The 06 Protocol #2 // Review

She’s on the run from correctors. She knows that her daughter is in trouble too. There’s a lot that she hasn’t explained to her daughter. She happens to be hanging out with her friends from archery. When reflex leads to murder, she has to keep track of her daughter AND her friends on the run from the government in The 06 Protocol #2. Writer Lee Turner continues to slice through the tight corners of an admirably precise drama that is drawn to page and panel by artist Cliff Richards. Color fades into view and occasionally splatters across the page courtesy of Matt Herms.

She’s on the run when she flags down the first vehicle she runs across. The good news is that it’s a neo-hippie band that’s more than happy to help her out. The bad news is that it’s their tour bus, and it isn’t exactly an easy vehicle to keep a low profile in. Things get worse for her when she shows up to get her daughter from school. The correctors show up to eliminate her and her daughter. One of her friends eliminates one of the correctors with a perfectly aimed arrow. Now mother, daughter, and a couple of high school kids are on the run from highly trained government operatives with limitless resources. What could go wrong?

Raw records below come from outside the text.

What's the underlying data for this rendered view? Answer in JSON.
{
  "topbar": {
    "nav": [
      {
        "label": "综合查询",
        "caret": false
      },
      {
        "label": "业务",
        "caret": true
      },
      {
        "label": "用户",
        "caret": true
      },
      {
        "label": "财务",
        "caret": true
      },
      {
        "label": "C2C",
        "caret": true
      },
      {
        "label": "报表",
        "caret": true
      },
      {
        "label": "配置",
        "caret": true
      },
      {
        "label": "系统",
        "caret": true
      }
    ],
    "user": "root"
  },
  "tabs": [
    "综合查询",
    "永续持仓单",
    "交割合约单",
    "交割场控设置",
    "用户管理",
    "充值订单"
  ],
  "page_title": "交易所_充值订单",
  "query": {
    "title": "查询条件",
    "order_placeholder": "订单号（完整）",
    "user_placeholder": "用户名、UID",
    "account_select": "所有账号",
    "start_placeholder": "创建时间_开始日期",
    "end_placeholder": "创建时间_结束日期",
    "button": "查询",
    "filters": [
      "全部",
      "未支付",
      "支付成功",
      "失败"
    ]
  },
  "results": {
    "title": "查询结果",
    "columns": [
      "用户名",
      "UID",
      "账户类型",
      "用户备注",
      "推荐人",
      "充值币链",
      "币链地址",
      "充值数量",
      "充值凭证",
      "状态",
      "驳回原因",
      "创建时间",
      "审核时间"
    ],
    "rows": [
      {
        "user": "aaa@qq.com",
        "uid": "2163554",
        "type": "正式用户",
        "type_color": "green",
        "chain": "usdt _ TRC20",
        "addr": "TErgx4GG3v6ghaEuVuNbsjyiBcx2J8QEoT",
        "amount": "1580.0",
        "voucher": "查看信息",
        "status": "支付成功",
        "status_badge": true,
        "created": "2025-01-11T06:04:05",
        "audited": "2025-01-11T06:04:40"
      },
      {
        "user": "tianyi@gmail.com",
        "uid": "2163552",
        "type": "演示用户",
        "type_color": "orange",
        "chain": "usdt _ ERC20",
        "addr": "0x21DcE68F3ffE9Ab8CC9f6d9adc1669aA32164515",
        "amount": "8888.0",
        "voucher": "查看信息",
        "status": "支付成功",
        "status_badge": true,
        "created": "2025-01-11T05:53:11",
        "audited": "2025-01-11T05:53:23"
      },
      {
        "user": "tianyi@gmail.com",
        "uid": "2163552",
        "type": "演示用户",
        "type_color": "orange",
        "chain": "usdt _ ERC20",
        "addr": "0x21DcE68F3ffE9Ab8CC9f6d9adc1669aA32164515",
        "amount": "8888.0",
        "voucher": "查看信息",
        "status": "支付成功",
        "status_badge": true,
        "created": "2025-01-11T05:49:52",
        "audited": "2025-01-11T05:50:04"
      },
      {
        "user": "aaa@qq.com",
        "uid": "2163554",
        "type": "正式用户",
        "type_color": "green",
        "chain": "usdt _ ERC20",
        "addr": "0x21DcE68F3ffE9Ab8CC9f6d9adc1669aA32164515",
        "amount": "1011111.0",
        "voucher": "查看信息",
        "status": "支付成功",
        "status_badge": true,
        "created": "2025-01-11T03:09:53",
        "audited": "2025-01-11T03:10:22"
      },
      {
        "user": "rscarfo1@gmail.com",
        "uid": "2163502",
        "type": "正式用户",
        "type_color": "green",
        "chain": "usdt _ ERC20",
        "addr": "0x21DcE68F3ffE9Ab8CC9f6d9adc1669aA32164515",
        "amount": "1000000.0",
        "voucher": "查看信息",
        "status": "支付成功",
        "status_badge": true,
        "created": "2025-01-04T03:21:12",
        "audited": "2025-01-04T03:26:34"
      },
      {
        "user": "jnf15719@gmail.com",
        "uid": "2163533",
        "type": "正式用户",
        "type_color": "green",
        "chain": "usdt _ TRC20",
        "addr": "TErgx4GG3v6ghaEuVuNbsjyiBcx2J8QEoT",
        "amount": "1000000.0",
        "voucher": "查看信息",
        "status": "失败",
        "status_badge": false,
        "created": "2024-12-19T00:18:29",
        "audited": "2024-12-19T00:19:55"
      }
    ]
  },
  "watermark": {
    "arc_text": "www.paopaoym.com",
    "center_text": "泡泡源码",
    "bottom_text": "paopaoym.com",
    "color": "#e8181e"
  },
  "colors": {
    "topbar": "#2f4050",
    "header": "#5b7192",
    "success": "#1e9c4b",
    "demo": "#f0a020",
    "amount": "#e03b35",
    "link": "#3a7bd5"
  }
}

Turner takes the traditional cloak-and-dagger action-drama stereotypes and skews them appealingly. Super-secret agent mom might have been done before, but putting her on the run with three kids...two of which aren’t hers? This extends the super-mom dynamic in an interesting direction. The terrain of a fugitive drama is very familiar, but Turner is looking at it in a way that mixes intrigue with family drama in a way that hasn’t been explored a great deal elsewhere before. The overall structure of the drama doesn’t seem all that compelling. (It’s been done a million times before.) The themes that Turner is exploring, though...they’re deeply engaging. 

Action hits the page in wincingly static images. Motion lies flat on the page when it should be shooting across it. It’s okay, though: the should of The 06 Protocol lies in the intrigue. Richards does a brilliant job of framing the intrigue in a way that pounds itself through the visual in huge shadowy swaths of black. Herms adds a somewhat immersive atmosphere to the page with some beautiful color work that adds a great deal of detail around the edges of the drama. Tragedy hits the page with profound emotional impact thanks to an impressive fusion between Richards and Herms.

As familiar as the overall story is, the specifics of The 06 Protocol are being navigated into some relatively uncharted territory. The distinct fusion between action, intrigue, and....parenting is a fascinating one that should continue to twist and turn in weird ways. Turner has a really interesting direction for everything. Things have started dark. They’re getting darker by the page. Things are going to get much darker before there’s any kind of resolution.